The Chosen: Season One (2019) 

 

Have you ever wished for a television series where Bible figures felt real? The Chosen is a crowd-funded, earthy show full of humor, touching moments, and likable characters from the past.

   

On a visit outside Jerusalem, Nicodemus (Erik Avari) visits the red quarter on the behest of the local Roman authorities to try and exorcise a demon-possessed woman, Lilith (Elizabeth Tabish). Her many demons deny his authority and he leaves the task unfinished. Meanwhile, in the same town, the scrappy fisherman Simon Peter (Shahar Isaac) is trying to come up with a few coins to avoid losing his boat in the Roman taxes to the collector, Matthew (Paras Patel). His brother Andrew (Noah James) does not approve of all his money-making schemes and fears one of them may backfire, when it involves the Romans.

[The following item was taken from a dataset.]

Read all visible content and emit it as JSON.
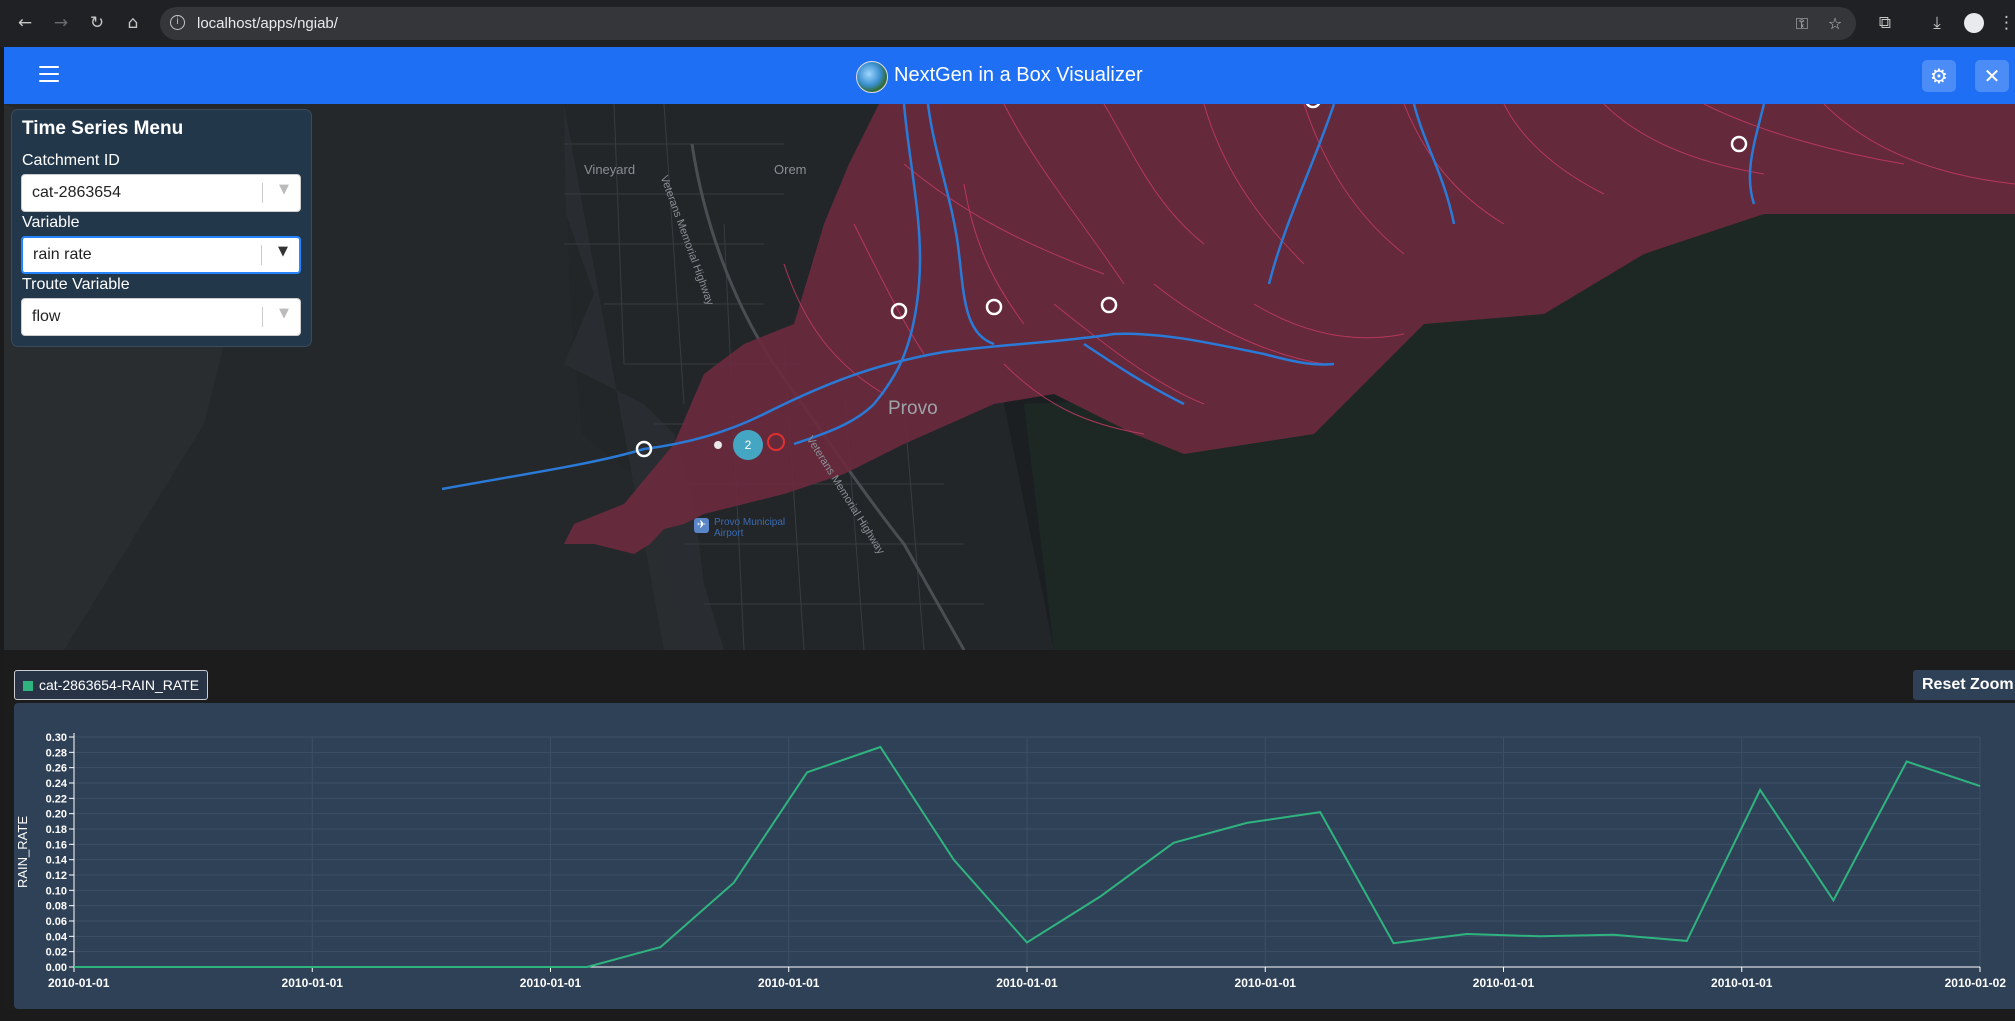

Tormented and without hope, Lilith walks to a cliff to commit suicide, but follows a dove back into the city where she meets a man who calls her by her true Jewish name, Mary, and heals her. But he does not identify himself by name. Not yet. For “my mission has not yet begun.” His name is Jesus (Jonathan Roumie) and he weaves in and out of all their lives, always making an impact.

   

This is the first biblically based series I have seen funded by believers (your purchase of the first season contributes to crowd-funding the second) that is not afraid to flesh out these characters, take its time in establishing them, or make the setting of ancient Israel seem tangible and real. Some of their creative choices made me smile, such as Mary working in a hairdresser’s, or Simon, Andrew, John, and Thaddeus gathering together at the end of the night in a local tavern to cast lots and drink wine, but it makes these people seem not that much different from us, just in another time period. Another touching choice is the decision to make Matthew autistic.

   

The scripts are witty and have a sense of humor about them, as does Jesus, who winks at a man who makes a bad joke at the dinner table, but He also seems “true.” This Jesus takes the time to show up to Mary’s first Sabbath dinner in support of her new life. He tells Simon, “Get used to different,” when Simon objects to him calling Matthew (and adds “You didn’t understand it when I called you, either”). It’s a meaningful and enjoyable first season whose only misstep is episode three. It’s only half an hour long, called “Jesus and the Children,” and while touching, if you watch it between the other episodes, you may grow impatient to return to the main plot. (It’s mostly a sweet, and lovely interaction between Jesus and a local group of children, but you can just as easily use it as a supplemental episode, since it’s hard to sit through it when the previous cliffhanger left Simon in peril!) I appreciated them using ethnicities in the series -- for once, Jesus is not a blue-eyed blonde man!

   

I expected a far less enjoyable series when I watched the first episode, but that was enough to convince me to purchase the set. Try it out for Easter. You may find it an enjoyable diversion in troubled times.
 

Sexual Content
The first episode alludes to a woman having been raped by a Roman soldier (he shoves her into a dark room, we see him walk menacingly toward her, and then see her fear, before it fades). This episode never directly specifies that she is a prostitute, but a man does flirt with her in a tavern. Mentions of the "red district." The final episode has a woman arguing with her husband about living in sin with another man.
 
Language:
None.
 
Violence:
Mild. Simon Peter and his brother-in-law fight for money (he is knocked down and punched several times). A Roman knocks a man unconscious with a blow to the head. We see Matthew cleaning dog poop off his robes and nursing a cut on his cheek (presumably from having stones thrown at him in the street).

   

Other:
Various characters show typical but immoral attitudes; some gambling in taverns, a man thinks about turning in other Jews to the Romans to get out of his taxes.